Nouvelles pratiques de lutte sociale
Traducteur et auteur de polars ou d’essais, Serge Quadruppani analyse les mutations en cours des formes de mobilisation.
dans l’hebdo N° 1508 Acheter ce numéro
Les images d’Épinal des barricades de 1848 ou, il y a tout juste cinquante ans, de Mai 68, sans parler de la traditionnelle manifestation Bastille-Nation, entre banderoles et slogans lancés au mégaphone et repris en chœur, ont tendance à dater (1). Certes, elles demeurent d’actualité, comme on a encore pu le voir au cours des manifestations contre la scélérate « loi travail » ou contre les ordonnances Macron-Pénicaud. Mais les formes de luttes ont su – ou dû – s’adapter aux aspirations récentes des manifestants mais aussi aux nouvelles techniques répressives de la police.
Outre la mort de Rémi Fraisse durant la lutte contre le barrage de Sivens, déchiqueté en pleine nuit par une grenade « offensive », on ne compte plus les blessés au cours des défilés. Mains arrachés par des grenades, yeux crevés par des tirs de Flash-Ball, plaies ouvertes causées par des grenades « de désencerclement » (qui, réglementairement, ne devraient être utilisées par un fonctionnaire de police qu’en cas de danger ultime, car isolé et encerclé par un groupe hostile)… Toutes ces pratiques de violence policière ont un but premier : faire peur, et d’abord interdire la rue et les manifs à nos gamins (2), comme l’a récemment montré la répression au lycée Arago (Paris XIIe) à la fin de la manifestation des services publics du 22 mai (3).
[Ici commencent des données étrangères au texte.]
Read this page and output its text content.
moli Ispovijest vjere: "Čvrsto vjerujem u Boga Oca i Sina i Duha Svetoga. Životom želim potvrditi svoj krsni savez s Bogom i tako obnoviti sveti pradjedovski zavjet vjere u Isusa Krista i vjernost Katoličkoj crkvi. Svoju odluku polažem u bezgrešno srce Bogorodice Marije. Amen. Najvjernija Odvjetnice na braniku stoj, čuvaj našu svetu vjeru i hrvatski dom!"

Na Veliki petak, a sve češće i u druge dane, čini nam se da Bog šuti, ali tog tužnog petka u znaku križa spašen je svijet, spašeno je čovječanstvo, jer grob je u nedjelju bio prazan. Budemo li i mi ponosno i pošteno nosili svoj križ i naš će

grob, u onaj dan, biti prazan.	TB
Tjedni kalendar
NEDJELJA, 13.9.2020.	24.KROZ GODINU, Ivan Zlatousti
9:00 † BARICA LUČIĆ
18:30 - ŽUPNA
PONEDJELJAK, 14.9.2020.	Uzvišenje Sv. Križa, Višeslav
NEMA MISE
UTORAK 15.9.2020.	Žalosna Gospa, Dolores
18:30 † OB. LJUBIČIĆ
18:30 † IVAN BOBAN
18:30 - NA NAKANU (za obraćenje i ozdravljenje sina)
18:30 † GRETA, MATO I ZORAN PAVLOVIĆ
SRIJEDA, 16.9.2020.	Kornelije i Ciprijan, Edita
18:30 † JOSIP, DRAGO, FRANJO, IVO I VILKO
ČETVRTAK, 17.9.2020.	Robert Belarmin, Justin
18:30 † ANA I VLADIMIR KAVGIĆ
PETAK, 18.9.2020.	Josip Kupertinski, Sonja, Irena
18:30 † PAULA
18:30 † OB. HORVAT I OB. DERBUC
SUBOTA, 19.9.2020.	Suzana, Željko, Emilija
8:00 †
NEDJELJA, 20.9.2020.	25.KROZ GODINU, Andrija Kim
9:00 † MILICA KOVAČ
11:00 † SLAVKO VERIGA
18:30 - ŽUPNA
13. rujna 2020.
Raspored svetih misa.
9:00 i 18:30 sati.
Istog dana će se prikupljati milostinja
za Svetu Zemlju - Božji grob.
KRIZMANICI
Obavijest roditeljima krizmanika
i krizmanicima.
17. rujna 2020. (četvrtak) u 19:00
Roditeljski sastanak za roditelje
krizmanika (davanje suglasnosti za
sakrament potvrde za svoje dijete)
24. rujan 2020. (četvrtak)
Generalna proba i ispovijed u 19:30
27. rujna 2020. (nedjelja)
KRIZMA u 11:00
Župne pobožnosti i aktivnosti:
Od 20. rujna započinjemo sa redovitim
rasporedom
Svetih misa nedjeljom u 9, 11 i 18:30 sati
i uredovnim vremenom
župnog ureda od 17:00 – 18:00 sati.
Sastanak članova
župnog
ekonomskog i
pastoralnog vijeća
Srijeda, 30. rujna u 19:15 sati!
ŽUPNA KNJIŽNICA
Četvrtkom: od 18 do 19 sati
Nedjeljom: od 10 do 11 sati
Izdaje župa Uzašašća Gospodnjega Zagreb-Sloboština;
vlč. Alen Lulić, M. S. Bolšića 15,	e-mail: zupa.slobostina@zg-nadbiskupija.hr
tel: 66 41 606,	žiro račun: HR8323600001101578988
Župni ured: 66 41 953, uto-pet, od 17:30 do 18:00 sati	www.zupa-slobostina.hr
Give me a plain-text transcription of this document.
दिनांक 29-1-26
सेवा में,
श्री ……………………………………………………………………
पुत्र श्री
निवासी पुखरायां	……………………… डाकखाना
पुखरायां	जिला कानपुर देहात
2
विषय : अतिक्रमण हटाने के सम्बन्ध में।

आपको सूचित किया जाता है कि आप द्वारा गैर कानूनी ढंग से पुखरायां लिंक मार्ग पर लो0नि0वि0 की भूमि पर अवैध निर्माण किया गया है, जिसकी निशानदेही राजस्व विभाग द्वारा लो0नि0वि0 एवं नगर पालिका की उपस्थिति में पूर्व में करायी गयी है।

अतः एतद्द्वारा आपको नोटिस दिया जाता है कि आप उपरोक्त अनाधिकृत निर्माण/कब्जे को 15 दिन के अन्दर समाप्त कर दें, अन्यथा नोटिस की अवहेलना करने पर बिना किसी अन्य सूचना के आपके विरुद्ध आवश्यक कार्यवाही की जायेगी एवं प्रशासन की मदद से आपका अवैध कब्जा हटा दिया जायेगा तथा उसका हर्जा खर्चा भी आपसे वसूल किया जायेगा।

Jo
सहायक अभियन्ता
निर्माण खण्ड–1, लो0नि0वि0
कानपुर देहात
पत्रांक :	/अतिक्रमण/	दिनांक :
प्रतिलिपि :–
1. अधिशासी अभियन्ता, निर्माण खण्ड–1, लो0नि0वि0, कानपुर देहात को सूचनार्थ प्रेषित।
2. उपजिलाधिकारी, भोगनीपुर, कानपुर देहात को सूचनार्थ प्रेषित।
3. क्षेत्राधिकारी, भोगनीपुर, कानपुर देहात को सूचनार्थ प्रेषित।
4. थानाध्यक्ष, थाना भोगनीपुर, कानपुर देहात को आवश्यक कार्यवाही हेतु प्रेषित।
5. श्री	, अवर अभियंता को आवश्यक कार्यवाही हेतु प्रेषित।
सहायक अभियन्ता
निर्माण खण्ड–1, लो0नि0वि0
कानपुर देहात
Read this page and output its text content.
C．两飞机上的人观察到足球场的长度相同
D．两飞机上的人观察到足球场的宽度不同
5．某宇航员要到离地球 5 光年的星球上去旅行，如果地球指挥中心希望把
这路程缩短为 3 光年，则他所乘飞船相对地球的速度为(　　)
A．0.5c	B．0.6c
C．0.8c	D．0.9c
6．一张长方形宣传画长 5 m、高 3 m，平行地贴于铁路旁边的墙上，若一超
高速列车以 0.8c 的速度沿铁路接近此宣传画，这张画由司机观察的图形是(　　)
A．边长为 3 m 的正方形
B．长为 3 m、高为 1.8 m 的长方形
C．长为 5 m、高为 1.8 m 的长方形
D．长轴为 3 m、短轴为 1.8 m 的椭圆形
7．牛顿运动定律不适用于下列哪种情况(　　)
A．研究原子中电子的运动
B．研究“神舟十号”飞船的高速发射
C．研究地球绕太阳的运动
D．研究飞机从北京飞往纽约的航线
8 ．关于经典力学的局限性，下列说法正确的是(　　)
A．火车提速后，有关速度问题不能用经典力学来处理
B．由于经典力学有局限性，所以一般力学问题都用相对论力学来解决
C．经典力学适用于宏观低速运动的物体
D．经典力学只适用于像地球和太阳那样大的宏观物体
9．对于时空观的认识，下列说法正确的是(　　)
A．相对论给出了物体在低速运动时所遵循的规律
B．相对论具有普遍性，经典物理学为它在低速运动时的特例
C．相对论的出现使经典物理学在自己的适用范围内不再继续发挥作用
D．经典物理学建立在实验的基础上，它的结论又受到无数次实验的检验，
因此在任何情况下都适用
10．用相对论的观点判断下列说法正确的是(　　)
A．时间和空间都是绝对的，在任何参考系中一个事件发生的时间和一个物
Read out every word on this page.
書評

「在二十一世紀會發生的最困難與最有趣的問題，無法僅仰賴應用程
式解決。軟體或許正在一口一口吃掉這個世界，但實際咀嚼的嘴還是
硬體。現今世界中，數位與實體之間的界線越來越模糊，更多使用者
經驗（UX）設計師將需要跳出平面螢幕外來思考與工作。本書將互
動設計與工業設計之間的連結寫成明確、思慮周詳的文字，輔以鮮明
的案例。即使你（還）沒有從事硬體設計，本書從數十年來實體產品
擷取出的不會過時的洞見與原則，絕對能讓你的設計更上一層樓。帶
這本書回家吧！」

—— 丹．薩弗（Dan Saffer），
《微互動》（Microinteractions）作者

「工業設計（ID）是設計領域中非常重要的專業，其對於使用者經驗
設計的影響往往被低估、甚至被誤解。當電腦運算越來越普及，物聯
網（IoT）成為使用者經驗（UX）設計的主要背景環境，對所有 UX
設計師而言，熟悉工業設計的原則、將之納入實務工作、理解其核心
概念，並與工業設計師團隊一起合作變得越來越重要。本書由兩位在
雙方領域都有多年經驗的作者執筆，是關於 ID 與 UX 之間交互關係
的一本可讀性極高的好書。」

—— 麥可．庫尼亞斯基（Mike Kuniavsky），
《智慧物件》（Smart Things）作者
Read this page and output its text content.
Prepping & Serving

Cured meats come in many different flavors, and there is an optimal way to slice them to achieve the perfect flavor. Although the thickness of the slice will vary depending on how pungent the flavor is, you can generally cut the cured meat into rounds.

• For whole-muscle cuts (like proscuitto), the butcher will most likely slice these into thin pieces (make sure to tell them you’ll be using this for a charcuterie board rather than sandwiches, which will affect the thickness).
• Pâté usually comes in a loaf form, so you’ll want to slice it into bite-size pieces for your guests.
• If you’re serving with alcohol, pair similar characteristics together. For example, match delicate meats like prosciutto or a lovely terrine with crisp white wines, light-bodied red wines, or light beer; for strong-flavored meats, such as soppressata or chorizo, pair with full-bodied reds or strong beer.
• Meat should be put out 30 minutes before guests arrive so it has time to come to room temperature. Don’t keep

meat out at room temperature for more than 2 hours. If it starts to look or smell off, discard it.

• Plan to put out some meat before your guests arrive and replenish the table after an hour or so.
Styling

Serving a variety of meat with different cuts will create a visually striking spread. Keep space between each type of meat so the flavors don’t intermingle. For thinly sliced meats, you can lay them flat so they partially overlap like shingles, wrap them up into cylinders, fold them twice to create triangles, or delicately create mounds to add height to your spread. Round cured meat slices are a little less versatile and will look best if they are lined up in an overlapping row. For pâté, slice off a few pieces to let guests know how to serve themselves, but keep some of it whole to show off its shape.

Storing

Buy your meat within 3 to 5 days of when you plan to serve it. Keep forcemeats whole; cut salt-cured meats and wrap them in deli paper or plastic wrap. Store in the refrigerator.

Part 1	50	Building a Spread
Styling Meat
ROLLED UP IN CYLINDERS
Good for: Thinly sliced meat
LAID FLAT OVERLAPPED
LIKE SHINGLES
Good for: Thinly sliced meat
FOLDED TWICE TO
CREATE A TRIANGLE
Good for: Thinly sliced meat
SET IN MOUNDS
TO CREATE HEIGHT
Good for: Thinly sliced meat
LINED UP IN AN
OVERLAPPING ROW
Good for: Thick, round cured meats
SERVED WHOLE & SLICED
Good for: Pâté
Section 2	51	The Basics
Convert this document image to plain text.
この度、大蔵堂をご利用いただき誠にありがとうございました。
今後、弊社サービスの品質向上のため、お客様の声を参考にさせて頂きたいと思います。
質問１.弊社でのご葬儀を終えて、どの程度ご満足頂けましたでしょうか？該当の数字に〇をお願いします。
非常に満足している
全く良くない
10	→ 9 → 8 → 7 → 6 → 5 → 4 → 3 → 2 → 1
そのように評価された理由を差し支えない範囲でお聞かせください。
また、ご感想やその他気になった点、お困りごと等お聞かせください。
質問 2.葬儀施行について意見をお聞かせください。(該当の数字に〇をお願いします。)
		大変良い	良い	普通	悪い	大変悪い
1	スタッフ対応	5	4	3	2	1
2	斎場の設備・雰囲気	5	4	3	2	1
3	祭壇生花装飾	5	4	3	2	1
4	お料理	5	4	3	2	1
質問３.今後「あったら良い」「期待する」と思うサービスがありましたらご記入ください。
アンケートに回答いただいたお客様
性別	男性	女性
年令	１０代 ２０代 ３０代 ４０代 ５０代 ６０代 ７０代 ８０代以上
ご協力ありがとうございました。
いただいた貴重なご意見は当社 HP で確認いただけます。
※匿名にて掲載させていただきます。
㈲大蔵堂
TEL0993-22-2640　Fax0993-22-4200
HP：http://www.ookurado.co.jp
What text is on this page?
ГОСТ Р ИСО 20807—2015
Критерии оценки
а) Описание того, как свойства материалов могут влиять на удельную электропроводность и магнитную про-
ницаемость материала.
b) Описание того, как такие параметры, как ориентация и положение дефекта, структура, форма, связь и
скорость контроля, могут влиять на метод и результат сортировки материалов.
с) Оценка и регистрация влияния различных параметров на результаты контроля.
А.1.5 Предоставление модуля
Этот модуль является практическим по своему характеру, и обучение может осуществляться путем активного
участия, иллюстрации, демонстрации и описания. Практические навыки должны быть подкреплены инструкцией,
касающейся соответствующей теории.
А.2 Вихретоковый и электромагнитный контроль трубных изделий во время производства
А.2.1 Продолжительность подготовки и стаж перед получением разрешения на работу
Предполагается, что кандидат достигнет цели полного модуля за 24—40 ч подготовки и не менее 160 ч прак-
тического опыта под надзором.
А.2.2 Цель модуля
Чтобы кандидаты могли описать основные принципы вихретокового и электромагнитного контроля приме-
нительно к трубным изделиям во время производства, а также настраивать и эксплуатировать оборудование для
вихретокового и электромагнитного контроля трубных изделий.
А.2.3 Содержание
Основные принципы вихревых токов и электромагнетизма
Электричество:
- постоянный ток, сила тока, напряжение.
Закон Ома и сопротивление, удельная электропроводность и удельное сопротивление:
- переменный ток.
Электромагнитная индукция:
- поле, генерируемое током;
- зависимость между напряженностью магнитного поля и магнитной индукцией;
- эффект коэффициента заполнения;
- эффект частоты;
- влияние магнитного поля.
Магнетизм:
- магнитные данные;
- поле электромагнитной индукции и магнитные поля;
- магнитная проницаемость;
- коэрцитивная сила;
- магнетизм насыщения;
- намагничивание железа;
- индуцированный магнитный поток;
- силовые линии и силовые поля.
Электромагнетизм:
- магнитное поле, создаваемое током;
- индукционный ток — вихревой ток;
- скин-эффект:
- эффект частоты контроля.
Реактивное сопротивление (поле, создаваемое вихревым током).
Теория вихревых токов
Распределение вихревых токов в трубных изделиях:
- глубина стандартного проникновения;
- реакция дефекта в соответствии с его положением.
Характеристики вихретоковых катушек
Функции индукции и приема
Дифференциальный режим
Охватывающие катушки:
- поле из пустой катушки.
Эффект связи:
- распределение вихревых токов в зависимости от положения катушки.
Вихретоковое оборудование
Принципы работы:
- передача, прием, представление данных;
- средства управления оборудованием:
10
Pourtant, comme le souligne Serge Quadruppani dans ce « voyage » au cœur des pratiques innovantes de luttes, force est de constater que « tant de gens de tous âges et genres, et de diverses catégories sociales » se sont mis à sortir des cortèges syndicaux pour « se joindre à ce qui s’est rapidement autobaptisé “cortège de tête” ». Et l’auteur d’ajouter : « C’était pourtant là qu’on était sûr de subir tout le répertoire des techniques répressives, à une échelle jamais atteinte jusque-là. » Or, aux côtés de ce fameux « cortège de tête », il n’est pas artificiel de vouloir « rassembler sous une même bannière la lutte contre un projet de loi consacrant vingt ans de détricotage d’un droit du travail acquis par des décennies de luttes ouvrières, et la résistance à des projets d’aménagement du territoire » : de Notre-Dame-des-Landes à la vallée de Suse, des rues de Paris à celles de Gênes et de Rome, « subjectivités et collectivités en mouvement ». Occupations, « zones à défendre », « Nuits debout », mais aussi « cette composante majoritaire du cortège de tête [qui] se distingue par son attitude sinon activement complice, du moins nullement hostile envers ceux que les médias dominants appellent les “casseurs” »… Ce sont là quelques-unes de ces « nouvelles pratiques révolutionnaires » que décrit Serge Quadruppani, à la fois conséquences de la répression, et de la volonté de révolte qui s’exprime de plus en plus.
(1) Sur l’histoire des manifestations, lire les travaux de l’historienne Danielle Tartakowsky. Et sur l’usage des banderoles, lire La Banderole. Histoire d’un objet politique, Philippe Artières (éd. Autrement, 2013).
(2) Cf. notre billet sur Politis.fr
(3) Cf. l’appel en soutien aux 102 jeunes interpellés et/ou inculpés : https://www.politis.fr/articles/2018/06/arago-comico-renzo-piano-retour-sur-la-repression-du-22-mai-38960/
Le monde des Grands Projets et ses ennemis. Voyage au cœur des nouvelles pratiques révolutionnaires Serge Quadruppani, La Découverte, coll. « Cahiers libres », 160 p., 13 euros.